A recent mid-year performance assessment by PricewaterhouseCoopers (PwC) has revealed that only about 36 percent of Nigeria’s targeted 15 million households have benefitted from the federal government’s conditional cash transfer programme. This scheme, launched as part of the Renewed Hope Agenda, was designed to cushion the impact of economic reforms such as subsidy removal and foreign exchange liberalisation. However, the latest findings highlight deep implementation gaps and structural bottlenecks that have slowed its full rollout.
According to PwC’s report, just 5.6 million households received at least one payment between the programme’s commencement and mid-2025. Out of this number, only 2.4 million households have collected a second tranche, while fewer than 1.3 million have received a third disbursement following biometric verification. The figures underscore the enormous gap between the programme’s ambition and its actual impact so far.

The federal government had promised to distribute cash transfers to 15 million of the poorest households in the country as a palliative measure following the removal of fuel subsidies in May 2023. The plan, supported by the World Bank and other development partners, sought to deliver N25,000 monthly to each eligible household for an initial period of three months, later extended due to persistent economic pressures. Yet, as PwC’s data indicates, a majority of the targeted population remains unreached.
Experts attribute the low coverage to several factors. A key hurdle has been the heavy reliance on biometric verification tied to National Identity Number (NIN) and Bank Verification Number (BVN) requirements. Many vulnerable Nigerians, particularly those in rural and underserved communities, lack access to these identity systems, resulting in delays in beneficiary registration. The absence of a comprehensive and up-to-date social register has also complicated efforts to accurately identify and reach the intended beneficiaries.
World Bank monitoring reports corroborate PwC’s findings, showing that around 5.6 million households—representing roughly 37 percent of the target—had received at least one tranche of cash transfers by mid-2025. The report noted that while the programme’s design is sound, its delivery has been hampered by logistical inefficiencies, including inadequate digital infrastructure, identity verification bottlenecks, and insufficient awareness campaigns.
In response, the federal government has initiated measures to accelerate the disbursement process. The National Identity Management Commission (NIMC) has stepped up NIN enrollment drives across the country, particularly in rural areas, to fast-track verification. The Ministry of Humanitarian Affairs has also announced plans to expand the National Social Safety Nets Project (NASSP) database by integrating additional data from states and local governments to improve coverage.
Despite these efforts, civil society groups and human rights organisations have expressed skepticism about the transparency and accountability of the programme. The Human Rights Writers Association of Nigeria (HURIWA) recently called for the federal government to publicly disclose beneficiary data and the methodology used in selecting recipients. The group argued that claims of widespread disbursement should be backed by verifiable evidence to ensure fairness and credibility.

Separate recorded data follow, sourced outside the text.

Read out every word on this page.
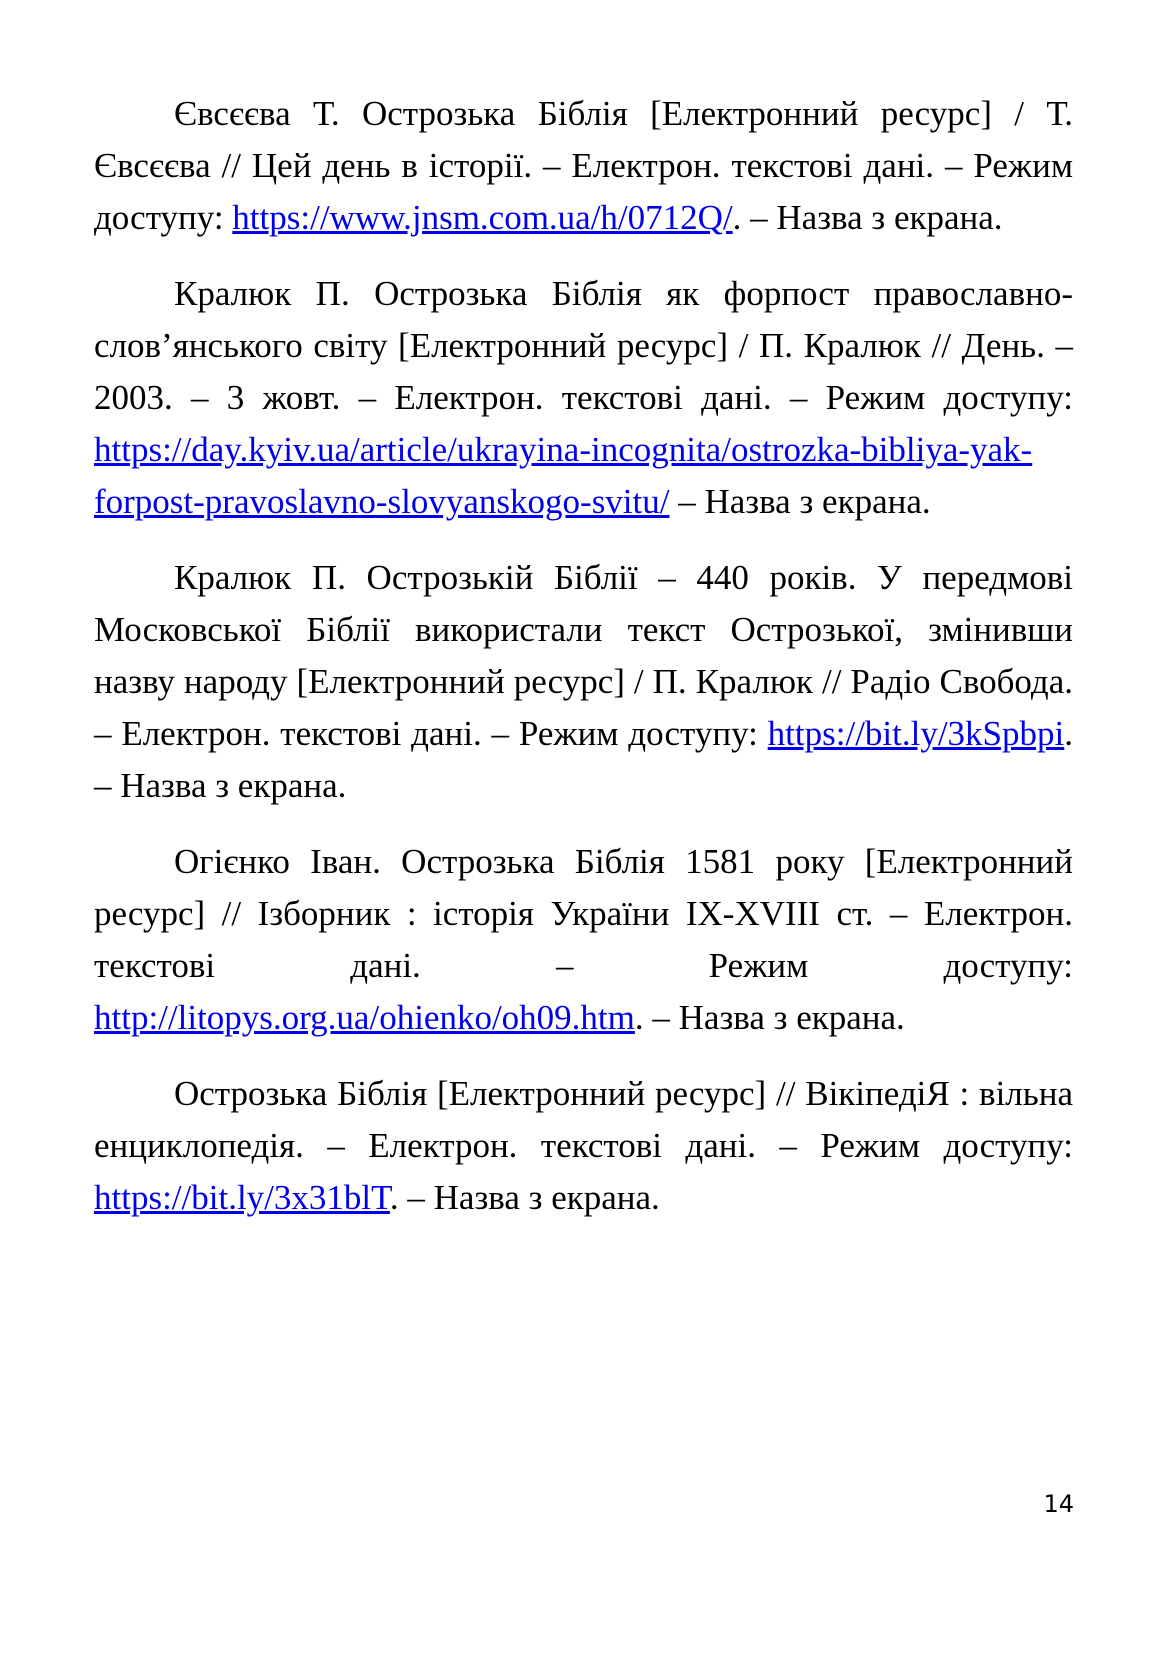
Євсєєва Т. Острозька Біблія [Електронний ресурс] / Т. Євсєєва // Цей день в історії. – Електрон. текстові дані. – Режим доступу: https://www.jnsm.com.ua/h/0712Q/. – Назва з екрана.

Кралюк П. Острозька Біблія як форпост православно-слов’янського світу [Електронний ресурс] / П. Кралюк // День. – 2003. – 3 жовт. – Електрон. текстові дані. – Режим доступу: https://day.kyiv.ua/article/ukrayina-incognita/ostrozka-bibliya-yak-forpost-pravoslavno-slovyanskogo-svitu/ – Назва з екрана.

Кралюк П. Острозькій Біблії – 440 років. У передмові Московської Біблії використали текст Острозької, змінивши назву народу [Електронний ресурс] / П. Кралюк // Радіо Свобода. – Електрон. текстові дані. – Режим доступу: https://bit.ly/3kSpbpi. – Назва з екрана.

Огієнко Іван. Острозька Біблія 1581 року [Електронний ресурс] // Ізборник : історія України ІХ-XVIII ст. – Електрон. текстові дані. – Режим доступу: http://litopys.org.ua/ohienko/oh09.htm. – Назва з екрана.

Острозька Біблія [Електронний ресурс] // ВікіпедіЯ : вільна енциклопедія. – Електрон. текстові дані. – Режим доступу: https://bit.ly/3x31blT. – Назва з екрана.

14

An independent poll conducted by HURIWA, involving over 50,000 respondents nationwide, reportedly found that none had received or knew anyone who had benefitted from the cash transfer scheme. This has fueled public doubts about the actual reach and effectiveness of the programme. Critics say the lack of transparency not only undermines trust but also risks exacerbating social tensions among already struggling communities.
Economists warn that the limited success of the cash transfer programme could weaken its intended impact of providing immediate relief to vulnerable households and stimulating local economies. With inflation currently at multi-decade highs and food prices surging, many Nigerians are experiencing worsening living conditions. Without swift and transparent improvements to social protection delivery systems, analysts caution that the programme risks falling short of its core objectives.
Development experts stress the importance of building inclusive digital identification systems and reliable social registers as long-term solutions. They argue that successful social protection requires accurate targeting, seamless payment mechanisms, and robust accountability frameworks. In this regard, the government’s ongoing collaboration with the World Bank and other partners is seen as crucial to closing existing gaps.
For millions of Nigerians still waiting to benefit, the cash transfer programme represents more than just financial aid—it is a lifeline amid an unrelenting cost-of-living crisis. However, unless the structural bottlenecks identified by PwC and the World Bank are addressed quickly, the majority of vulnerable households will remain excluded from the scheme, undermining the government’s Renewed Hope Agenda.
The PwC report has reignited calls for urgent reforms to improve social welfare programmes and ensure equitable distribution of benefits. As the federal government works to expand coverage and improve efficiency, stakeholders insist that transparency, accountability, and inclusive access must remain at the core of the cash transfer strategy. The coming months will determine whether the programme can scale up effectively and meet its ambitious targets, or continue to fall short of its promises.